Jan Kara <jack@xxxxxxx> · Mon, 22 Nov 2021 14:31:23 +0100

Hi!

On Mon 22-11-21 13:55:33, Christian Couder wrote:
> On Thu, Nov 18, 2021 at 9:33 PM Jan Kara <jack@xxxxxxx> wrote:
> >
> > Hello,
> >
> > In some cases regressions (or generally changes) we are trying to bisect have
> > probabilistic nature. This can for example happen for hard to trigger race
> > condition where it is difficult to distinguish working state from just not
> > hitting the race or it can happen for performance regressions where it is
> > sometimes difficult to distinguish random workload fluctuations from the
> > regression we are looking for. With standard bisection the only option we have
> > is to repeatedly test suggested bisection point until we are sure enough which
> > way to go. This leads to rather long bisection times and still a single wrong
> > decision whether a commit is good to bad renders the whole bisection useless.
> >
> > Stochastic bisection tries to address these problems. When deciding whether a
> > commit is good or bad, you can also specify your confidence in the decision.
> > For performance tests you can usually directly infer this confidence from the
> > distance of your current result from good/bad values, for hard to reproduce
> > races you are usually 100% confident for bad commits, for good commits you need
> > to somehow estimate your confidence based on past experience with reproducing
> > the issue. The stochastic bisection algorithm then uses these test results
> > and confidences to suggest next commit to try, tracking for each commit the
> > probability the commit is the bad one given current test results.
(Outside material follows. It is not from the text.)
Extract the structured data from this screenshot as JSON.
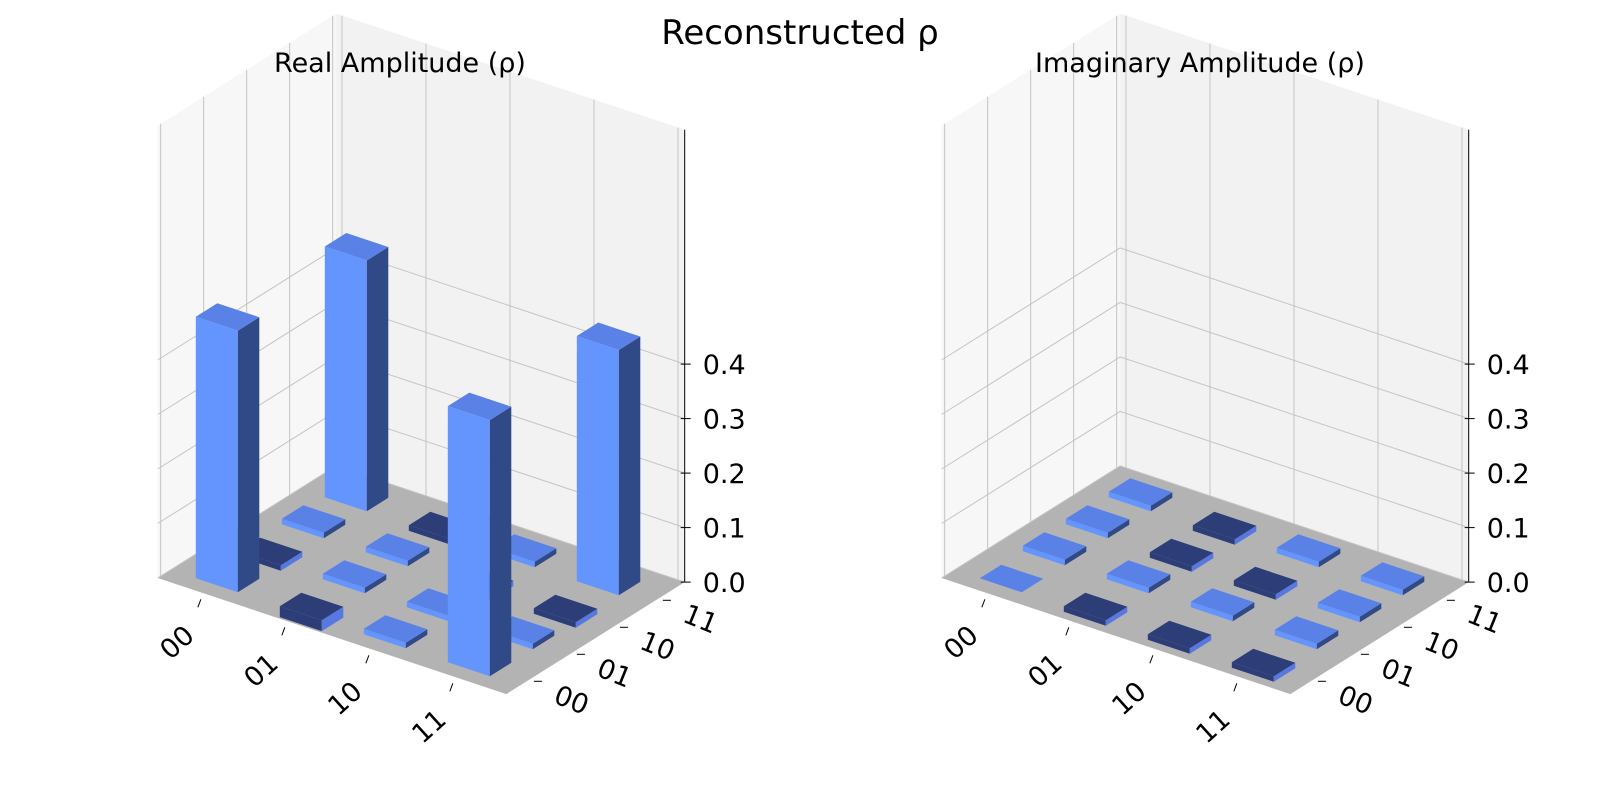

Once some
> > commit reaches high enough probability (set when starting bisection) of being
> > the bad one, we stop bisecting and annouce this commit.
> 
> The following project is based on Bayesian Search Theory and might be
> interesting if you haven't looked at it:
> 
> https://github.com/Ealdwulf/BBChop

Thanks for the link. I already know about that project and I had a look
into it when doing some initial research. But the biggest limitation of
that project is that it works only for linear history. I need to generally
bisect Linux kernel repository which has enough merges that the limitation
of linear history makes the use of the above tool impractical.

Furthermore direct integration of stochastic bisection into git makes this
easier to integrate into our performance testing framework.

								Honza
-- 
Jan Kara <jack@xxxxxxxx>
SUSE Labs, CR